Budget 2024-2025 | Quebec saved half a billion in wages during the strikes

The government saved more than half a billion dollars in salaries during the education strikes last fall, more than the sum of 300 million invested in the educational catch-up plan, reveals the 2024-2025 budget tabled in Quebec on Tuesday, which forecasts growth in spending reaching 7.6% in education.


In total, $569 million in salaries were not paid while teachers and other school staff were on the streets for the renewal of their collective agreements, or $510 million for staff. primary and secondary education and 59 million for CEGEP staff. Some were on strike for almost a month.

This school break is also felt in the provincial budget, which devotes more than 540 million dollars over 5 years to support the educational success of young people, including 300 million in the catch-up plan to help students who would experience difficulties as a result of missed school days. This plan was announced last January, at the end of the strikes.

The rest of the millions that were not paid to striking teachers were reinvested in education, it was clarified on Tuesday in Quebec. A page of the 2024-2025 budget also recalls the “improvements in working conditions” for teachers, including the salary increase of 17.4% over five years.

“Before the expected effect” of the new collective agreements is felt in the recruitment and retention of staff in schools, Quebec is investing 114 million in three measures to keep retirees employed and support teachers, but also to “make part-time positions more attractive”, by adding substitute days to teachers whose contracts are not full-time.

The budget also details certain measures planned by the government to promote academic success, including an online support service for students who have difficulties in French and an awareness campaign to develop a taste for reading among students.

The Ministry of Education also wants to identify good practices from “efficient” school service centers regarding the success of boys.

Schools still in poor condition

The Quebec Infrastructure Plan (PQI) provides that $1.1 billion will be invested in school buildings and the majority of this amount will go to “priority repair work on components related to the health and safety of people , as well as the integrity of buildings.

In fact, 56% of primary and secondary schools are still in poor or very poor condition.

Noting that “despite significant investments in recent years, several schools remain aging”, the government will inject an additional 100 million over the next five years to accelerate the maintenance of the building stock.

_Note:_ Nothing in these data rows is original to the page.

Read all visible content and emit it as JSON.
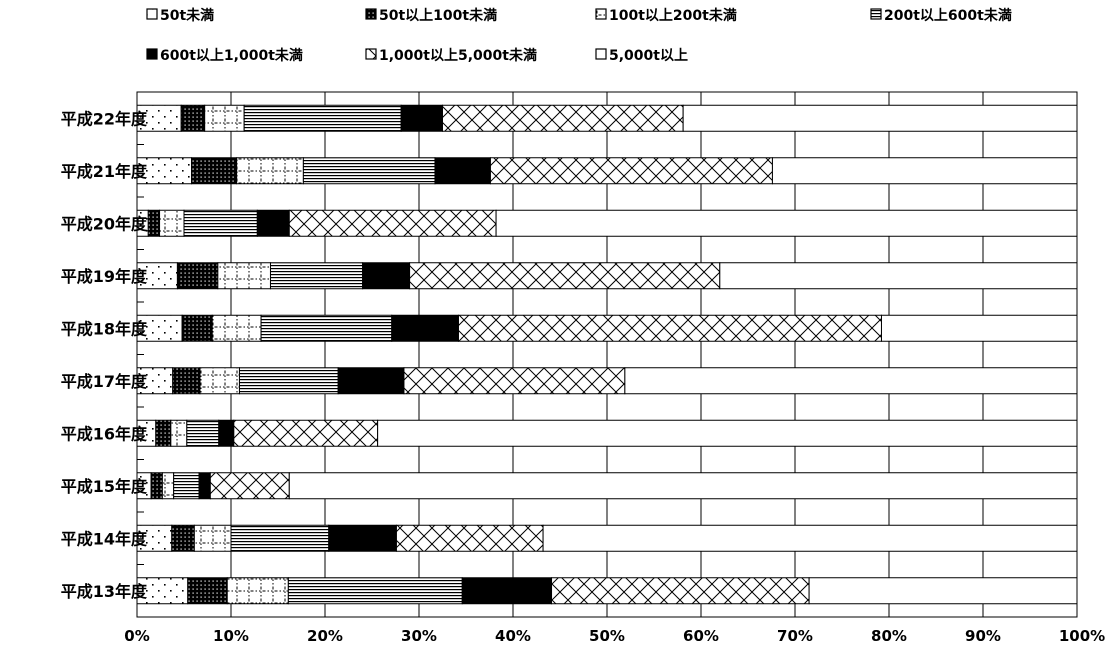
{
  "chart_data": {
    "type": "bar",
    "orientation": "horizontal",
    "stacked": "percent",
    "title": "",
    "xlabel": "",
    "ylabel": "",
    "xlim": [
      0,
      100
    ],
    "grid": true,
    "legend_position": "top",
    "x_ticks": [
      "0%",
      "10%",
      "20%",
      "30%",
      "40%",
      "50%",
      "60%",
      "70%",
      "80%",
      "90%",
      "100%"
    ],
    "categories": [
      "平成22年度",
      "平成21年度",
      "平成20年度",
      "平成19年度",
      "平成18年度",
      "平成17年度",
      "平成16年度",
      "平成15年度",
      "平成14年度",
      "平成13年度"
    ],
    "series": [
      {
        "name": "50t未満",
        "pattern": "dots",
        "values": [
          4.7,
          5.8,
          1.2,
          4.3,
          4.8,
          3.8,
          2.0,
          1.5,
          3.7,
          5.4
        ]
      },
      {
        "name": "50t以上100t未満",
        "pattern": "dense-dots",
        "values": [
          2.5,
          4.8,
          1.2,
          4.3,
          3.2,
          2.9,
          1.6,
          1.2,
          2.4,
          4.2
        ]
      },
      {
        "name": "100t以上200t未満",
        "pattern": "dotted-grid",
        "values": [
          4.2,
          7.1,
          2.6,
          5.6,
          5.2,
          4.2,
          1.7,
          1.2,
          3.9,
          6.5
        ]
      },
      {
        "name": "200t以上600t未満",
        "pattern": "horizontal-lines",
        "values": [
          16.7,
          14.0,
          7.8,
          9.8,
          13.9,
          10.5,
          3.4,
          2.7,
          10.4,
          18.5
        ]
      },
      {
        "name": "600t以上1,000t未満",
        "pattern": "solid-black",
        "values": [
          4.4,
          5.9,
          3.4,
          5.0,
          7.1,
          7.0,
          1.6,
          1.2,
          7.2,
          9.5
        ]
      },
      {
        "name": "1,000t以上5,000t未満",
        "pattern": "cross-hatch",
        "values": [
          25.6,
          30.0,
          22.0,
          33.0,
          45.0,
          23.5,
          15.3,
          8.4,
          15.6,
          27.4
        ]
      },
      {
        "name": "5,000t以上",
        "pattern": "white",
        "values": [
          41.9,
          32.4,
          61.8,
          38.0,
          20.8,
          48.1,
          74.4,
          83.8,
          56.8,
          28.5
        ]
      }
    ]
  }
}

The CAQ government is also continuing its transformation of school governance, undertaken with the abolition of school boards in 2019. More than 16 million will be devoted to it over the next five years.

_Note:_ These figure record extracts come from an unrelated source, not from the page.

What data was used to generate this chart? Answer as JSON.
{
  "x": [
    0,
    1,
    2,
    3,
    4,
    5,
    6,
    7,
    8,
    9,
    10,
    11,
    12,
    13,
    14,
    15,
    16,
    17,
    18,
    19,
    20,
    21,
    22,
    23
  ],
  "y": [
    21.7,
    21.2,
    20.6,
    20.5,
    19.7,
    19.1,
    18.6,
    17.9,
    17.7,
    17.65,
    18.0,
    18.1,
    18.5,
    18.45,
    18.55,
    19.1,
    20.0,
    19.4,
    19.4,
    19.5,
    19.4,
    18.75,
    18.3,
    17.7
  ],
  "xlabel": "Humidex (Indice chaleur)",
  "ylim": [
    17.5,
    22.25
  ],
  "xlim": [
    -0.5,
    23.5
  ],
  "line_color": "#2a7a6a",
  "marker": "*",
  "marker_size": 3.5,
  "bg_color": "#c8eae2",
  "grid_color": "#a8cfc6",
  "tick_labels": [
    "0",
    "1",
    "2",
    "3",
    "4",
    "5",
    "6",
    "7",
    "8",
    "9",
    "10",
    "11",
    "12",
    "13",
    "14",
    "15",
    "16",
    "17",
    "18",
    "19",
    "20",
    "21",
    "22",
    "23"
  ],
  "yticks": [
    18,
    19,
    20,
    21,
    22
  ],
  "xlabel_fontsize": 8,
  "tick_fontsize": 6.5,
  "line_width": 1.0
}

“What we have managed to do in health, we will have to do in education,” declared Eric Girard, referring to the “dashboards” of the Ministry of Health, which give a real-time overview of the state of the network. In education, the government wants access to “relevant, reliable and timely data,” we read in the budget.

Noting that disadvantaged families are affected by the increase in prices at the grocery store and that children show up to school daily without having eaten, the organizations La Cantine pour tous and the Breakfast Club obtain 34 million on the five coming years to sustain their activities with young people.

CEGEPs and universities: educational success at the forefront

In higher education, the increase in spending amounts to 4%.

As in primary and secondary schools, Quebec is investing to promote the success of CEGEP and university students by injecting 370 million over the next 5 years. The Fédération des cégeps, however, is of the opinion that the funds allocated for success and mental health are “insufficient”.

Quebec takes note of the difficulty many students have in finding housing and is injecting $7.5 million over 5 years to increase, “in the short term,” the number of housing reserved for students.

The Quebec Infrastructure Plan is more ambitious: within 10 years, nearly 198 million are planned to finance 28 housing projects intended for CEGEP and university students.

The PQI also specifies that a “major project” aimed at increasing the reception capacity of Polytechnique Montréal must also be submitted to the government over the next year.